In this study we derive novel optimal algorithms for joint power control and beamforming design in modern large-scale MIMO systems, such as those based on the cell-free massive MIMO and XL-MIMO concepts. In particular, motivated by the need for scalable system architectures, we formulate and solve nontrivial two-timescale extensions of the classical uplink power minimization and max-min fair resource allocation problems. In our formulations, we let the beamformers be functions mapping partial instantaneous channel state information (CSI) to beamforming weights, and jointly optimize these functions and the power control coefficients based on long-term statistical CSI. This long-term approach mitigates the severe scalability issues of competing short-term iterative algorithms in the literature, where a central controller endowed with global instantaneous CSI must solve a complex optimization problem for every channel realization, hence imposing very demanding requirements in terms of computational complexity and signaling overhead. Moreover, our approach outperforms the available long-term approaches, which do not jointly optimize powers and beamformers. The obtained optimal long-term algorithms are then illustrated and compared against existing short-term and long-term algorithms via numerical simulations in a cell-free massive MIMO setup with different levels of cooperation.

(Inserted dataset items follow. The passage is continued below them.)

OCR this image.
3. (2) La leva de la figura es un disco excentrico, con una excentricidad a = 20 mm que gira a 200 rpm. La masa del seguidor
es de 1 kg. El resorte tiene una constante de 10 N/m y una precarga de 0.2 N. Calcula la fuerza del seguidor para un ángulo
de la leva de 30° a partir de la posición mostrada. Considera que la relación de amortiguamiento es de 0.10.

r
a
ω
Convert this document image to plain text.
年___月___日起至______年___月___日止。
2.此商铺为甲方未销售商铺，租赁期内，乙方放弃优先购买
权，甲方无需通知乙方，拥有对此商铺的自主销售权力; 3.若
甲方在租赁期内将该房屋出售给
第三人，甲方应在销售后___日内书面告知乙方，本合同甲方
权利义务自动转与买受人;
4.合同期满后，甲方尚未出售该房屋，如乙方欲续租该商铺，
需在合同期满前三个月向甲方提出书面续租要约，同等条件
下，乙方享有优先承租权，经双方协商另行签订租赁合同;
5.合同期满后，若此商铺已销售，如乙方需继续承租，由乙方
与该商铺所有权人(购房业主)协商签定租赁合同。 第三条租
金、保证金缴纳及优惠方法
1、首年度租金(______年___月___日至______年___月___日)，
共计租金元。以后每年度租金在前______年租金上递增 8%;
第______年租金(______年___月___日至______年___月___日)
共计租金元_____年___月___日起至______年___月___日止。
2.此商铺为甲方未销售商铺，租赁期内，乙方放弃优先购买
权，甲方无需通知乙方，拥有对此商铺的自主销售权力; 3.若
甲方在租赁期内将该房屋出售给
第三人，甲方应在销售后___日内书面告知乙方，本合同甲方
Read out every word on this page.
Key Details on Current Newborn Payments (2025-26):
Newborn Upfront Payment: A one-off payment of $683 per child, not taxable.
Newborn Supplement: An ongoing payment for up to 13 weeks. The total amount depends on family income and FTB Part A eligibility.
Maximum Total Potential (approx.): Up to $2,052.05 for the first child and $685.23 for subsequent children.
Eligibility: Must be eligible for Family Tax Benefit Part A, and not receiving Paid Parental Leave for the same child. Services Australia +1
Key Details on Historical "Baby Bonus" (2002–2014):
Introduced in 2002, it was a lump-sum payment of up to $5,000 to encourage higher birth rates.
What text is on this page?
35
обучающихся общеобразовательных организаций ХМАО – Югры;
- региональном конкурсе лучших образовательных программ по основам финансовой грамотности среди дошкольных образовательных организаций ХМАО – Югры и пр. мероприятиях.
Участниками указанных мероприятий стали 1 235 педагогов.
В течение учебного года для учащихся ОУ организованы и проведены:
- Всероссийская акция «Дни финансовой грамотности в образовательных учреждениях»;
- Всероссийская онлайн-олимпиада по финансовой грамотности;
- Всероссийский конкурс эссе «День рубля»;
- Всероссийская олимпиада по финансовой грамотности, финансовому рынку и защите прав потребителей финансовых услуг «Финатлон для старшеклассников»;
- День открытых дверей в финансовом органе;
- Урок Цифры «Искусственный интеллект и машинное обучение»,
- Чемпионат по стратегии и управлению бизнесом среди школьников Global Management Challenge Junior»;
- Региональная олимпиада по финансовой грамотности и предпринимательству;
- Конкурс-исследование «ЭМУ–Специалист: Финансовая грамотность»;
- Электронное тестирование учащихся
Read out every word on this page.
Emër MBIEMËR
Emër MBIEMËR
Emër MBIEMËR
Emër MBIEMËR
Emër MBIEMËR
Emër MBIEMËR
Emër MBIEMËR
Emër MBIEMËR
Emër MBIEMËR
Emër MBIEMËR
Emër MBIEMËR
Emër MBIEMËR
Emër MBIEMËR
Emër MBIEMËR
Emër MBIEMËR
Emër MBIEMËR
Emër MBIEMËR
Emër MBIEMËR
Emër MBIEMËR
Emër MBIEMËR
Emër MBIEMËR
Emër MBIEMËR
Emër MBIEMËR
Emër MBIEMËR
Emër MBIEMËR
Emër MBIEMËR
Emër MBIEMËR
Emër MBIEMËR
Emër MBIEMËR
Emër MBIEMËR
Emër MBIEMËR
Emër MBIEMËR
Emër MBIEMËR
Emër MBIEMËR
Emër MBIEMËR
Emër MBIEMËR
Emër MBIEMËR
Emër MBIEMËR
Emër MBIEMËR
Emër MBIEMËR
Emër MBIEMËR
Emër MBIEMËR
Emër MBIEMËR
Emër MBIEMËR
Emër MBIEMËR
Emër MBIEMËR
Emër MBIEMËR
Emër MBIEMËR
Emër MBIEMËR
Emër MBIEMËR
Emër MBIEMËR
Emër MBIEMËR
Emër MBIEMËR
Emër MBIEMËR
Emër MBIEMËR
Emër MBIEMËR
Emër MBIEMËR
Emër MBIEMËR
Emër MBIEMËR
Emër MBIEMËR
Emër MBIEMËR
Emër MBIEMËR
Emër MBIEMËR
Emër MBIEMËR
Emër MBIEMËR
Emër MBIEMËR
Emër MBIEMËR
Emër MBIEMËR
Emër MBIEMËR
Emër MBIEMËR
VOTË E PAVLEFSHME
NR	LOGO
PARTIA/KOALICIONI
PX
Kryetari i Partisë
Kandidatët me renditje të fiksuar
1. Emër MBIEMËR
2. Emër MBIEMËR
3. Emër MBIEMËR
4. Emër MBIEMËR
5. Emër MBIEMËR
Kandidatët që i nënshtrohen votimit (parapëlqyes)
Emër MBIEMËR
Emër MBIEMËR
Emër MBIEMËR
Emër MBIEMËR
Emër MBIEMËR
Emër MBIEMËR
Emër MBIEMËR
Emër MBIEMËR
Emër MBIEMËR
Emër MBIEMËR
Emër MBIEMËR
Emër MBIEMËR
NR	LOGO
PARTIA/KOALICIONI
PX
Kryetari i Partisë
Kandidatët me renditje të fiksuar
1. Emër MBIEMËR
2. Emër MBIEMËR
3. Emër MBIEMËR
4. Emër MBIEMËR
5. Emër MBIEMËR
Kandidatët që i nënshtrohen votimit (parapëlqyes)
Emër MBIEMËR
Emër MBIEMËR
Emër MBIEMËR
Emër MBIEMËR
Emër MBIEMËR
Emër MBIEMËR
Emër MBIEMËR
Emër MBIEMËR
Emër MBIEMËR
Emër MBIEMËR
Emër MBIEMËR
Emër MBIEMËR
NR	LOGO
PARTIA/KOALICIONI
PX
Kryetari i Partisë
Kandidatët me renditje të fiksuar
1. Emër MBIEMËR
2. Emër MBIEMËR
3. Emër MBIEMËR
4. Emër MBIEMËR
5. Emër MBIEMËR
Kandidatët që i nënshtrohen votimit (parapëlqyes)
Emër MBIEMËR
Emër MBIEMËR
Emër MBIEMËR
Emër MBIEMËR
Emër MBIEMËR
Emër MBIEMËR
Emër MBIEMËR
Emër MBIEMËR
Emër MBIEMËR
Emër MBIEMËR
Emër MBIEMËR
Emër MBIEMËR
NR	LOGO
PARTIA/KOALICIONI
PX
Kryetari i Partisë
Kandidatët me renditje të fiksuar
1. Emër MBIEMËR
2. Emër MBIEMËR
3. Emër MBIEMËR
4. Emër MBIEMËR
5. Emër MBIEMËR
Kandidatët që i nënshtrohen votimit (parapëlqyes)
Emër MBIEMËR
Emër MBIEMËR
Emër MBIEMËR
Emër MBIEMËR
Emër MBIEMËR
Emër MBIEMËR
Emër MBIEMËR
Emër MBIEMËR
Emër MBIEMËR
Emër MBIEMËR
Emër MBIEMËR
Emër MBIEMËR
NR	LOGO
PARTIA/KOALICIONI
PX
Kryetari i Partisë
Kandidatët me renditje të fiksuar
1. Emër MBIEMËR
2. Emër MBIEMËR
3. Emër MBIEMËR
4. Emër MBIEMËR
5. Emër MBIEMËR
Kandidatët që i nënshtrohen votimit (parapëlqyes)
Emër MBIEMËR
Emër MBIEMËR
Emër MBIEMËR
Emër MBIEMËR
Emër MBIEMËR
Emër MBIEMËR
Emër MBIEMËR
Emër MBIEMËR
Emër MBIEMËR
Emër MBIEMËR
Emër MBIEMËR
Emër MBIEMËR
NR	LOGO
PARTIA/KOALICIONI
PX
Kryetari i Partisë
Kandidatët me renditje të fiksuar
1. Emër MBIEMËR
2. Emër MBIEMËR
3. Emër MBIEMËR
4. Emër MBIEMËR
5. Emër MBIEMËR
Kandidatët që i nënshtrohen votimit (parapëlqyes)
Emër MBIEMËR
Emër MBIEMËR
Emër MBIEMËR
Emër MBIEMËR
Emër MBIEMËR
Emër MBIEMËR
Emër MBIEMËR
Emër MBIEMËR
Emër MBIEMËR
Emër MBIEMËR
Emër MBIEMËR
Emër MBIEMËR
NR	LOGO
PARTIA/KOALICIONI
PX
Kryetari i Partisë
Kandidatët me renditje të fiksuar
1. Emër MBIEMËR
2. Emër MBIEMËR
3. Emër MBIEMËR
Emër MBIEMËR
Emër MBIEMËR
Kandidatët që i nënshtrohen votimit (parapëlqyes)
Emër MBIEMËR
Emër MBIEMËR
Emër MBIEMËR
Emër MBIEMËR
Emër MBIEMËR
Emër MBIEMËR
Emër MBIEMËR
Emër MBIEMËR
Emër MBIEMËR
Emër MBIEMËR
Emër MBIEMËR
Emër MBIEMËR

翻译：本研究针对现代大规模MIMO系统（如基于无蜂窝大规模MIMO与XL-MIMO概念的系统），推导了联合功率控制与波束成形设计的新型最优算法。特别地，基于对可扩展系统架构的需求，我们构建并求解了经典上行链路功率最小化与最大最小公平资源分配问题的非平凡双时间尺度扩展形式。在我们的建模中，令波束成形器为将部分瞬时信道状态信息映射至波束权重的函数，并基于长期统计CSI联合优化这些函数与功率控制系数。这种长期方法缓解了现有短期迭代算法存在的严重可扩展性问题——该类算法需要配备全局瞬时CSI的中心控制器为每个信道实现求解复杂优化问题，从而对计算复杂度与信令开销提出极高要求。此外，本方法优于现有未联合优化功率与波束成形器的长期方案。最后，通过在具有不同协作层级的无蜂窝大规模MIMO场景中进行数值仿真，对所获得的最优长期算法进行了展示，并与现有短期及长期算法进行了对比。